A couple of sources putting the life expectancy cost at 10-20 minutes per cigarette.

Smoking for 40 years that would be 5 months at 1 a day or 17 years at 40 a day.

I think that's all consistent with what you said: 2 packs a day and you usually, but by no means always, don't make it to retirement at ~66. Five months is enough that I'd take some care to avoid it, though.

[0] https://pmc.ncbi.nlm.nih.gov/articles/PMC1117323/

[1] https://www.theguardian.com/society/2024/dec/30/single-cigar...


It’s very region specific. Just like some regions don’t have many basements, some have a lot of radon:

  Here in Maine about 36.5% of radon test results equal or exceed the Environmental Protection Agency (EPA) action level of 4 pCi/L, according to the Lung Association’s “State of Lung Cancer” report.
https://www.lung.org/media/press-releases/maine-radon-2024

If you own a basement in Maine, you should probably test it!

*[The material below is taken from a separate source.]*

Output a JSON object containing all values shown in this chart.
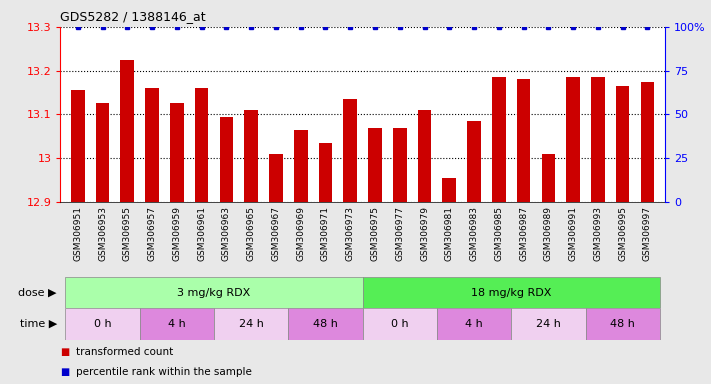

The indoor level of radon isn't going to be lower than outdoors. Indoors is either the same or higher than outdoors. Your level of exposure to radon will not go up by going outside. That's your background exposure level, and is already baked into the calculation of how much an effect an elevated exposure to radon in your home will have on you. Radon is a serious thing to consider, especially if your home has a basement. Radon mitigation is not a scam conspiracy.


Like any good scam, they take a legitimate issue for few and sell it to many who don’t need it.

These websites will try to tell you that the average indoor radon level is equivalent to 2.5 cigarettes per day or 66 chest X-rays per year. The EPA doesn’t make that claim though.


The EPA already publishes the direct risk levels for a given pCi/L reading. Adding an intermediate step of how many cigarettes per day that is akin to is not giving you any new information (but is likely distracting you from just thinking about the risk level itself).


Has anyone ever done a meaningful cost benefit analysis for less than $15?


This is bang on why you're best off to just always start by paying the $15 to do the test and then let that drive whether there will actually be a need to cost-benefit analysis around mitigation costs.